WASHINGTON (Reuters) -The U.S. federal budget deficit fell sharply in January to $22 billion as receipts hit a record for that month, partly because tax refunds fell after the Internal Revenue Service (IRS) cleared a backlog of pandemic-delayed tax returns, the Treasury Department said on Monday.

The deficit last month was $17 billion, or 43%, less than the $39 billion deficit in January 2023. Outlays for the month grew 3% to $499 billion, while receipts jumped 7% to $477 billion.

This January’s comparison with a year ago was also significantly helped by the $36 billion bailout of a Teamsters union pension fund in January 2023, as no similar large one-time outlays were recorded this year.

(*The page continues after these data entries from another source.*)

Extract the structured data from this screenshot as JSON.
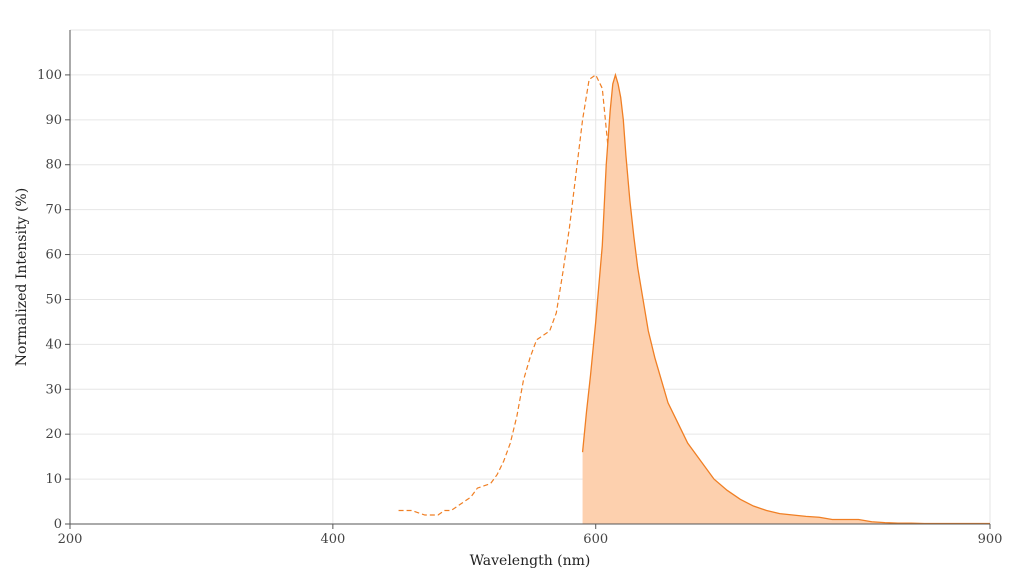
{
  "chart_data": {
    "type": "area",
    "xlabel": "Wavelength (nm)",
    "ylabel": "Normalized Intensity (%)",
    "xlim": [
      200,
      900
    ],
    "ylim": [
      0,
      110
    ],
    "x_ticks": [
      200,
      400,
      600,
      900
    ],
    "y_ticks": [
      0,
      10,
      20,
      30,
      40,
      50,
      60,
      70,
      80,
      90,
      100
    ],
    "grid": true,
    "colors": {
      "line": "#f07f24",
      "fill": "#fdd0ae",
      "grid": "#e6e6e6",
      "axis": "#555555"
    },
    "series": [
      {
        "style": "dashed",
        "x": [
          450,
          460,
          465,
          470,
          475,
          480,
          485,
          490,
          495,
          500,
          505,
          510,
          515,
          520,
          525,
          530,
          535,
          540,
          545,
          550,
          555,
          560,
          565,
          570,
          575,
          580,
          585,
          590,
          595,
          600,
          605,
          610,
          615,
          620,
          625,
          630,
          635,
          640,
          642
        ],
        "y": [
          3,
          3,
          2.5,
          2,
          2,
          2,
          3,
          3,
          4,
          5,
          6,
          8,
          8.5,
          9,
          11,
          14,
          18,
          24,
          32,
          37,
          41,
          42,
          43,
          47,
          56,
          66,
          78,
          90,
          99,
          100,
          97,
          82,
          60,
          35,
          18,
          10,
          6,
          3,
          1
        ]
      },
      {
        "style": "solid-filled",
        "x": [
          590,
          593,
          596,
          600,
          605,
          608,
          611,
          613,
          615,
          617,
          619,
          621,
          623,
          626,
          629,
          632,
          636,
          640,
          645,
          650,
          655,
          660,
          665,
          670,
          675,
          680,
          690,
          700,
          710,
          720,
          730,
          740,
          750,
          760,
          770,
          780,
          790,
          800,
          810,
          820,
          830,
          840,
          850,
          860,
          870,
          880,
          890,
          900
        ],
        "y": [
          16,
          25,
          33,
          45,
          62,
          80,
          92,
          98,
          100,
          98,
          95,
          90,
          82,
          72,
          64,
          57,
          50,
          43,
          37,
          32,
          27,
          24,
          21,
          18,
          16,
          14,
          10,
          7.5,
          5.5,
          4,
          3,
          2.3,
          2,
          1.7,
          1.5,
          1,
          1,
          1,
          0.5,
          0.3,
          0.2,
          0.2,
          0.1,
          0.1,
          0.1,
          0.1,
          0.1,
          0.1
        ]
      }
    ]
  }
}
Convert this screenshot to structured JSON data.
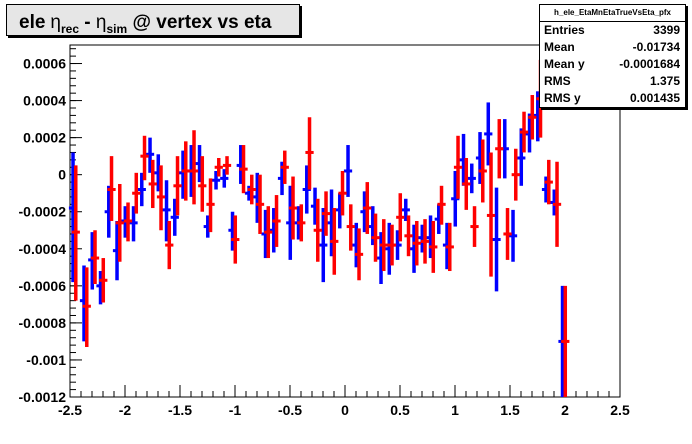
{
  "title": {
    "prefix": "ele",
    "eta": "η",
    "sub_rec": "rec",
    "minus": " - ",
    "sub_sim": "sim",
    "suffix": " @ vertex vs eta"
  },
  "stats": {
    "name": "h_ele_EtaMnEtaTrueVsEta_pfx",
    "rows": [
      {
        "label": "Entries",
        "value": "3399"
      },
      {
        "label": "Mean",
        "value": "-0.01734"
      },
      {
        "label": "Mean y",
        "value": "-0.0001684"
      },
      {
        "label": "RMS",
        "value": "1.375"
      },
      {
        "label": "RMS y",
        "value": "0.001435"
      }
    ]
  },
  "chart_data": {
    "type": "scatter",
    "xlim": [
      -2.5,
      2.5
    ],
    "ylim": [
      -0.0012,
      0.0007
    ],
    "xticks": [
      -2.5,
      -2,
      -1.5,
      -1,
      -0.5,
      0,
      0.5,
      1,
      1.5,
      2,
      2.5
    ],
    "xtick_labels": [
      "-2.5",
      "-2",
      "-1.5",
      "-1",
      "-0.5",
      "0",
      "0.5",
      "1",
      "1.5",
      "2",
      "2.5"
    ],
    "yticks": [
      -0.0012,
      -0.001,
      -0.0008,
      -0.0006,
      -0.0004,
      -0.0002,
      0,
      0.0002,
      0.0004,
      0.0006
    ],
    "ytick_labels": [
      "-0.0012",
      "-0.001",
      "-0.0008",
      "-0.0006",
      "-0.0004",
      "-0.0002",
      "0",
      "0.0002",
      "0.0004",
      "0.0006"
    ],
    "grid": false,
    "legend": "none",
    "bin_half_width": 0.0375,
    "series": [
      {
        "color": "#0000ff",
        "offset": -0.0125,
        "points": [
          {
            "x": -2.46,
            "y": -0.00018,
            "lo": -0.00058,
            "hi": 0.00012
          },
          {
            "x": -2.36,
            "y": -0.00068,
            "lo": -0.0009,
            "hi": -0.00049
          },
          {
            "x": -2.285,
            "y": -0.00046,
            "lo": -0.00062,
            "hi": -0.00031
          },
          {
            "x": -2.21,
            "y": -0.0006,
            "lo": -0.0007,
            "hi": -0.00052
          },
          {
            "x": -2.135,
            "y": -0.0002,
            "lo": -0.00034,
            "hi": -6e-05
          },
          {
            "x": -2.06,
            "y": -0.00041,
            "lo": -0.00057,
            "hi": -0.00025
          },
          {
            "x": -1.985,
            "y": -0.00025,
            "lo": -0.00034,
            "hi": -0.00017
          },
          {
            "x": -1.91,
            "y": -0.00026,
            "lo": -0.00036,
            "hi": -0.00017
          },
          {
            "x": -1.835,
            "y": -8e-05,
            "lo": -0.00017,
            "hi": 1e-05
          },
          {
            "x": -1.76,
            "y": 0.00011,
            "lo": 1e-05,
            "hi": 0.0002
          },
          {
            "x": -1.685,
            "y": 1e-05,
            "lo": -9e-05,
            "hi": 0.00011
          },
          {
            "x": -1.61,
            "y": -0.00019,
            "lo": -0.00036,
            "hi": -3e-05
          },
          {
            "x": -1.535,
            "y": -0.00023,
            "lo": -0.00033,
            "hi": -0.00013
          },
          {
            "x": -1.46,
            "y": 1e-05,
            "lo": -0.00013,
            "hi": 0.00013
          },
          {
            "x": -1.385,
            "y": 2e-05,
            "lo": -0.00012,
            "hi": 0.00016
          },
          {
            "x": -1.31,
            "y": 6e-05,
            "lo": -4e-05,
            "hi": 0.00016
          },
          {
            "x": -1.235,
            "y": -0.00028,
            "lo": -0.00034,
            "hi": -0.00022
          },
          {
            "x": -1.16,
            "y": -3e-05,
            "lo": -8e-05,
            "hi": 2e-05
          },
          {
            "x": -1.085,
            "y": -2e-05,
            "lo": -7e-05,
            "hi": 3e-05
          },
          {
            "x": -1.01,
            "y": -0.0003,
            "lo": -0.00041,
            "hi": -0.0002
          },
          {
            "x": -0.935,
            "y": 5e-05,
            "lo": -5e-05,
            "hi": 0.00016
          },
          {
            "x": -0.86,
            "y": -0.0001,
            "lo": -0.00014,
            "hi": -6e-05
          },
          {
            "x": -0.785,
            "y": -0.00012,
            "lo": -0.00026,
            "hi": 1e-05
          },
          {
            "x": -0.71,
            "y": -0.00032,
            "lo": -0.00045,
            "hi": -0.00019
          },
          {
            "x": -0.635,
            "y": -0.0003,
            "lo": -0.00042,
            "hi": -0.00018
          },
          {
            "x": -0.56,
            "y": -2e-05,
            "lo": -0.00011,
            "hi": 7e-05
          },
          {
            "x": -0.485,
            "y": -0.00026,
            "lo": -0.00046,
            "hi": -6e-05
          },
          {
            "x": -0.41,
            "y": -0.00026,
            "lo": -0.00035,
            "hi": -0.00017
          },
          {
            "x": -0.335,
            "y": -8e-05,
            "lo": -0.00021,
            "hi": 5e-05
          },
          {
            "x": -0.26,
            "y": -0.00017,
            "lo": -0.00027,
            "hi": -7e-05
          },
          {
            "x": -0.185,
            "y": -0.00038,
            "lo": -0.00058,
            "hi": -0.00018
          },
          {
            "x": -0.11,
            "y": -0.00026,
            "lo": -0.00044,
            "hi": -8e-05
          },
          {
            "x": -0.035,
            "y": -0.00019,
            "lo": -0.00029,
            "hi": -0.0001
          },
          {
            "x": 0.04,
            "y": 2e-05,
            "lo": -0.00012,
            "hi": 0.00016
          },
          {
            "x": 0.115,
            "y": -0.00038,
            "lo": -0.0005,
            "hi": -0.00026
          },
          {
            "x": 0.19,
            "y": -0.0002,
            "lo": -0.00031,
            "hi": -9e-05
          },
          {
            "x": 0.265,
            "y": -0.00028,
            "lo": -0.00038,
            "hi": -0.00017
          },
          {
            "x": 0.34,
            "y": -0.00045,
            "lo": -0.00059,
            "hi": -0.00031
          },
          {
            "x": 0.415,
            "y": -0.0004,
            "lo": -0.00054,
            "hi": -0.00026
          },
          {
            "x": 0.49,
            "y": -0.00038,
            "lo": -0.00046,
            "hi": -0.0003
          },
          {
            "x": 0.565,
            "y": -0.00019,
            "lo": -0.00025,
            "hi": -0.00013
          },
          {
            "x": 0.64,
            "y": -0.0004,
            "lo": -0.00053,
            "hi": -0.00027
          },
          {
            "x": 0.715,
            "y": -0.00034,
            "lo": -0.00042,
            "hi": -0.00027
          },
          {
            "x": 0.79,
            "y": -0.00034,
            "lo": -0.00045,
            "hi": -0.00022
          },
          {
            "x": 0.865,
            "y": -0.00024,
            "lo": -0.00032,
            "hi": -0.00016
          },
          {
            "x": 0.94,
            "y": -0.00038,
            "lo": -0.00051,
            "hi": -0.00026
          },
          {
            "x": 1.015,
            "y": -0.00013,
            "lo": -0.00028,
            "hi": 2e-05
          },
          {
            "x": 1.09,
            "y": 8e-05,
            "lo": -6e-05,
            "hi": 0.00022
          },
          {
            "x": 1.165,
            "y": -2e-05,
            "lo": -0.0001,
            "hi": 6e-05
          },
          {
            "x": 1.24,
            "y": 9e-05,
            "lo": -5e-05,
            "hi": 0.00023
          },
          {
            "x": 1.315,
            "y": 0.00022,
            "lo": 5e-05,
            "hi": 0.00039
          },
          {
            "x": 1.39,
            "y": -0.00035,
            "lo": -0.00063,
            "hi": -7e-05
          },
          {
            "x": 1.465,
            "y": 0.00014,
            "lo": -2e-05,
            "hi": 0.0003
          },
          {
            "x": 1.54,
            "y": -0.00033,
            "lo": -0.00047,
            "hi": -0.00019
          },
          {
            "x": 1.615,
            "y": 9e-05,
            "lo": -6e-05,
            "hi": 0.00025
          },
          {
            "x": 1.69,
            "y": 0.00022,
            "lo": 0.00012,
            "hi": 0.00033
          },
          {
            "x": 1.765,
            "y": 0.00032,
            "lo": 0.00018,
            "hi": 0.00045
          },
          {
            "x": 1.84,
            "y": -8e-05,
            "lo": -0.00015,
            "hi": -1e-05
          },
          {
            "x": 1.915,
            "y": -0.00015,
            "lo": -0.00022,
            "hi": -8e-05
          },
          {
            "x": 1.99,
            "y": -0.0009,
            "lo": -0.0012,
            "hi": -0.0006
          }
        ]
      },
      {
        "color": "#ff0000",
        "offset": 0.0125,
        "points": [
          {
            "x": -2.46,
            "y": -0.00031,
            "lo": -0.00068,
            "hi": 5e-05
          },
          {
            "x": -2.36,
            "y": -0.00071,
            "lo": -0.00093,
            "hi": -0.0005
          },
          {
            "x": -2.285,
            "y": -0.00045,
            "lo": -0.00059,
            "hi": -0.0003
          },
          {
            "x": -2.21,
            "y": -0.00057,
            "lo": -0.00069,
            "hi": -0.00045
          },
          {
            "x": -2.135,
            "y": -8e-05,
            "lo": -0.00025,
            "hi": 0.0001
          },
          {
            "x": -2.06,
            "y": -0.00026,
            "lo": -0.00047,
            "hi": -5e-05
          },
          {
            "x": -1.985,
            "y": -0.00025,
            "lo": -0.00036,
            "hi": -0.00015
          },
          {
            "x": -1.91,
            "y": -0.0001,
            "lo": -0.00021,
            "hi": 1e-05
          },
          {
            "x": -1.835,
            "y": 0.0001,
            "lo": -3e-05,
            "hi": 0.00021
          },
          {
            "x": -1.76,
            "y": -5e-05,
            "lo": -0.00018,
            "hi": 8e-05
          },
          {
            "x": -1.685,
            "y": -0.00012,
            "lo": -0.0003,
            "hi": 5e-05
          },
          {
            "x": -1.61,
            "y": -0.00038,
            "lo": -0.00051,
            "hi": -0.00025
          },
          {
            "x": -1.535,
            "y": -6e-05,
            "lo": -0.00022,
            "hi": 0.0001
          },
          {
            "x": -1.46,
            "y": 2e-05,
            "lo": -0.00014,
            "hi": 0.00018
          },
          {
            "x": -1.385,
            "y": 2e-05,
            "lo": -0.00016,
            "hi": 0.00024
          },
          {
            "x": -1.31,
            "y": -6e-05,
            "lo": -0.0002,
            "hi": 0.0001
          },
          {
            "x": -1.235,
            "y": -0.00016,
            "lo": -0.00031,
            "hi": -2e-05
          },
          {
            "x": -1.16,
            "y": 4e-05,
            "lo": -1e-05,
            "hi": 9e-05
          },
          {
            "x": -1.085,
            "y": 5e-05,
            "lo": 0.0,
            "hi": 0.0001
          },
          {
            "x": -1.01,
            "y": -0.00035,
            "lo": -0.00048,
            "hi": -0.00022
          },
          {
            "x": -0.935,
            "y": 3e-05,
            "lo": -0.0001,
            "hi": 0.00016
          },
          {
            "x": -0.86,
            "y": -8e-05,
            "lo": -0.00016,
            "hi": 0.0
          },
          {
            "x": -0.785,
            "y": -0.00016,
            "lo": -0.00032,
            "hi": 0.0
          },
          {
            "x": -0.71,
            "y": -0.00031,
            "lo": -0.00045,
            "hi": -0.00017
          },
          {
            "x": -0.635,
            "y": -0.00025,
            "lo": -0.00039,
            "hi": -0.00011
          },
          {
            "x": -0.56,
            "y": 4e-05,
            "lo": -5e-05,
            "hi": 0.00013
          },
          {
            "x": -0.485,
            "y": -0.00018,
            "lo": -0.00035,
            "hi": -1e-05
          },
          {
            "x": -0.41,
            "y": -0.00026,
            "lo": -0.00036,
            "hi": -0.00016
          },
          {
            "x": -0.335,
            "y": 0.00012,
            "lo": -8e-05,
            "hi": 0.00031
          },
          {
            "x": -0.26,
            "y": -0.0003,
            "lo": -0.00047,
            "hi": -0.00013
          },
          {
            "x": -0.185,
            "y": -0.00021,
            "lo": -0.00033,
            "hi": -9e-05
          },
          {
            "x": -0.11,
            "y": -0.00036,
            "lo": -0.00054,
            "hi": -0.00018
          },
          {
            "x": -0.035,
            "y": -0.0001,
            "lo": -0.00022,
            "hi": 2e-05
          },
          {
            "x": 0.04,
            "y": -0.00028,
            "lo": -0.00041,
            "hi": -0.00016
          },
          {
            "x": 0.115,
            "y": -0.00043,
            "lo": -0.00057,
            "hi": -0.00029
          },
          {
            "x": 0.19,
            "y": -0.00018,
            "lo": -0.00032,
            "hi": -4e-05
          },
          {
            "x": 0.265,
            "y": -0.00034,
            "lo": -0.00047,
            "hi": -0.00021
          },
          {
            "x": 0.34,
            "y": -0.00038,
            "lo": -0.00052,
            "hi": -0.00024
          },
          {
            "x": 0.415,
            "y": -0.00038,
            "lo": -0.00049,
            "hi": -0.00027
          },
          {
            "x": 0.49,
            "y": -0.00023,
            "lo": -0.00036,
            "hi": -0.0001
          },
          {
            "x": 0.565,
            "y": -0.00033,
            "lo": -0.00044,
            "hi": -0.00022
          },
          {
            "x": 0.64,
            "y": -0.00037,
            "lo": -0.00049,
            "hi": -0.00025
          },
          {
            "x": 0.715,
            "y": -0.00036,
            "lo": -0.00048,
            "hi": -0.00024
          },
          {
            "x": 0.79,
            "y": -0.00039,
            "lo": -0.00053,
            "hi": -0.00025
          },
          {
            "x": 0.865,
            "y": -0.00016,
            "lo": -0.00027,
            "hi": -6e-05
          },
          {
            "x": 0.94,
            "y": -0.00039,
            "lo": -0.00052,
            "hi": -0.00026
          },
          {
            "x": 1.015,
            "y": 4e-05,
            "lo": -0.00013,
            "hi": 0.00021
          },
          {
            "x": 1.09,
            "y": -5e-05,
            "lo": -0.00019,
            "hi": 9e-05
          },
          {
            "x": 1.165,
            "y": -0.00028,
            "lo": -0.00039,
            "hi": -0.00017
          },
          {
            "x": 1.24,
            "y": 2e-05,
            "lo": -0.00015,
            "hi": 0.00019
          },
          {
            "x": 1.315,
            "y": -0.00022,
            "lo": -0.00055,
            "hi": 0.00012
          },
          {
            "x": 1.39,
            "y": 0.00014,
            "lo": -2e-05,
            "hi": 0.0003
          },
          {
            "x": 1.465,
            "y": -0.00032,
            "lo": -0.00046,
            "hi": -0.00018
          },
          {
            "x": 1.54,
            "y": 0.0,
            "lo": -0.00014,
            "hi": 0.00014
          },
          {
            "x": 1.615,
            "y": 0.00023,
            "lo": 0.00012,
            "hi": 0.00034
          },
          {
            "x": 1.69,
            "y": 0.00031,
            "lo": 0.00019,
            "hi": 0.00043
          },
          {
            "x": 1.765,
            "y": 0.00041,
            "lo": 0.0002,
            "hi": 0.00062
          },
          {
            "x": 1.84,
            "y": -4e-05,
            "lo": -0.00016,
            "hi": 8e-05
          },
          {
            "x": 1.915,
            "y": -0.00016,
            "lo": -0.00039,
            "hi": 7e-05
          },
          {
            "x": 1.99,
            "y": -0.0009,
            "lo": -0.00121,
            "hi": -0.0006
          }
        ]
      }
    ]
  }
}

For the first four months of the fiscal year, the deficit rose $72 billion, or 16%, to $532 billion as costs to service the national debt rose, as did outlays for Social Security, Medicare and military programs.

The Treasury said both receipts and outlays were records for the period, with receipts up $112 billion, or 8%, to $1.585 trillion, and outlays up $184 billion, or 10%, to $2.117 trillion.

Individual tax refunds, which are deducted from receipts, were $15 billion lower in January than during January 2023. The IRS last year adopted new scanning technology to enable it to process paper returns more quickly. Individual withheld receipts in January, benefiting from strong employment trends, were up $20 billion, or 7%, from a year earlier.

But the Treasury’s interest cost on the public debt grew $18 billion, or 35%, in January compared to a year earlier due to a higher weighted average interest rate now at 3.15%, as well as higher debt levels. For the fiscal year to date, debt interest costs were up $96 billion, or 37%, to $357 billion, outpacing outlays for Medicare.

Year-to-date costs for Medicare, the healthcare program for seniors and the disabled, rose $23 billion, or 8%, to $306 billion, due to higher payments for Medicare Advantage plans. The Social Security pension system recorded a year-to-date cost increase of $46 billion, or 10%, to $487 billion as the result of cost-of-living increases of paid benefits and a higher number of recipients as members of the baby boomer generation retire.

The Treasury also reported higher costs for military programs due to expenditures for military personnel operations and maintenance. For the first four months of fiscal 2024, these were up $32 billion, or 13%, to $283 billion.